On retirement I had enough to live on having fairly modest needs. But, several years of no or low pension increases have made a difference. For a while, I used credit cards to help with fuel bills and unexpected expenses plus the occasional social event and over time this has run up credit card debts. The accounts are now closed and I’m repaying but much of the repayment is interest. I am desperately trying to rearrange things and sell stuff in order to meet increased bills (fuel, mortgage and others) and still have enough left over for food. So far I have hung on to my car, as I cannot walk far, and it gives me a measure of independence which is important to me; without a car I’d have to use taxis. I can’t afford a scooter or powered wheelchair. I can’t afford to pay for care or domestic help. Selling my house (needs repairs, redecorating and decluttering in order to do so and get enough to find somewhere smaller and more accessible) could help but I am seriously energy impaired.

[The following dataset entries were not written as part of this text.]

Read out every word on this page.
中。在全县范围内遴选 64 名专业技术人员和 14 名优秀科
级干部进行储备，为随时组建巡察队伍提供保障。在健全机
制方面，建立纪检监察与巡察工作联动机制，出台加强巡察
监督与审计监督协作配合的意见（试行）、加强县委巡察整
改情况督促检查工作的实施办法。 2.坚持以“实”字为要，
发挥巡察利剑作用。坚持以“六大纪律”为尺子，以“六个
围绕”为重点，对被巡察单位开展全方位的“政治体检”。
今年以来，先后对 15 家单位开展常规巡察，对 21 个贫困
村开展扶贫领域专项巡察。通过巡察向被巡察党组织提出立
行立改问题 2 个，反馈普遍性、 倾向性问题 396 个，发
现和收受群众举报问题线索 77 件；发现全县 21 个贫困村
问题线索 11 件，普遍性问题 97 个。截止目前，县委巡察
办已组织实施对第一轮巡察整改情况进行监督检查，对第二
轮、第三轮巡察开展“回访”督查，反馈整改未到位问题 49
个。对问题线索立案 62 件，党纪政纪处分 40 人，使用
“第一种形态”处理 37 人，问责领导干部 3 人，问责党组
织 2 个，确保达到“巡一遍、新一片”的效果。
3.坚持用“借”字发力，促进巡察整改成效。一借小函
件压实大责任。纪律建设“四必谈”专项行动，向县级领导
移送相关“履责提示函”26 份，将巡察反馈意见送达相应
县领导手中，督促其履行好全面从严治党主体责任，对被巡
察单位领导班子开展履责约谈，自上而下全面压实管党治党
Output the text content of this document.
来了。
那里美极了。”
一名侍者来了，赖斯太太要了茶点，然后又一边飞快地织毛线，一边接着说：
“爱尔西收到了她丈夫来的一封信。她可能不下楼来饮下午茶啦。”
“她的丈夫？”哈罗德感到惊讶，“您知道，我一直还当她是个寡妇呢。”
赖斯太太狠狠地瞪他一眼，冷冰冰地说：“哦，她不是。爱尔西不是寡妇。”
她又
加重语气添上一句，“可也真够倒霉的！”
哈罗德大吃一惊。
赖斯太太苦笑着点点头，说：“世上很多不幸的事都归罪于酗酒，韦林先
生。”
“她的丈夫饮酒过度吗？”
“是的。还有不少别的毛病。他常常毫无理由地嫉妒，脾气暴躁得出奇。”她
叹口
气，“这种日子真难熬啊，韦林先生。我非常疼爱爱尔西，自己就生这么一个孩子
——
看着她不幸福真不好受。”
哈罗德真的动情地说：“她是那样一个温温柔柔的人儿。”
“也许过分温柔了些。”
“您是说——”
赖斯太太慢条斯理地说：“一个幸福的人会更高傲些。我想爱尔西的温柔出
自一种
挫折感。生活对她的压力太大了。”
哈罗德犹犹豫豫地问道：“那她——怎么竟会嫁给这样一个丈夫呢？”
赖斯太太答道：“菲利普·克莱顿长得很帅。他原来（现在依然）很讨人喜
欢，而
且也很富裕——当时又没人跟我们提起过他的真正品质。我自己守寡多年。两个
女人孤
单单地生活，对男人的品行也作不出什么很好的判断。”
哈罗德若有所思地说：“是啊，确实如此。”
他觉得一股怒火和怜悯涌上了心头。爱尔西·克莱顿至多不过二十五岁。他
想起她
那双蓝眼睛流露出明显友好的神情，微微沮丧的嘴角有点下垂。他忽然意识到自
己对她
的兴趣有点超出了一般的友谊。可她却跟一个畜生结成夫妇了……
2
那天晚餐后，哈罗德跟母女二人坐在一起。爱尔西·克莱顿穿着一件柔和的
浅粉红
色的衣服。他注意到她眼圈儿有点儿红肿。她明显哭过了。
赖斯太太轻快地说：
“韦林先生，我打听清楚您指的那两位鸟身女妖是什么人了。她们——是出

My gas bill direct debit has increased by 250%. Electricity is by meter so I don’t know how much the increase will be as yet. On Sunday I’ll be using as little power as possible. For part of the day I will switch off all power. We hope to make people aware that disabled people exist and we are disproportionately affected. If enough people take part it will reduce the fuel firms’ profits so they may notice that they depend on us. It’s an unusual form of protest that will make people ask ‘why?’ if it gets enough publicity. The ONLY way positive change has happened is as a result of protest and there are powerful protest movements in action at present. If people are willing to take part, there could be change as well as a sense of empowerment for all of us individually

The opposition parties are not doing enough to help people and that includes my own party, especially the leadership. I’m the Disability Officer for Leeds North East Constituency Labour Party.  Locally we have a good Labour council which has held on to anti-austerity policies despite a 90% cut to the budget over recent years, including support for disabled people. The political will is there. Hopefully the council will survive as Labour: in the past all the other parties including Greens have united in coalition against Labour’s anti-austerity policies.

I don’t hold up any hope that with the current leadership of the Labour Party a change of government would bring about a significant change UNLESS the party itself changes. There will need to be significant changes amongst the left in politics if it is to become a force to be reckoned with. And, unless we get really effective green policies in action, we are all stuffed.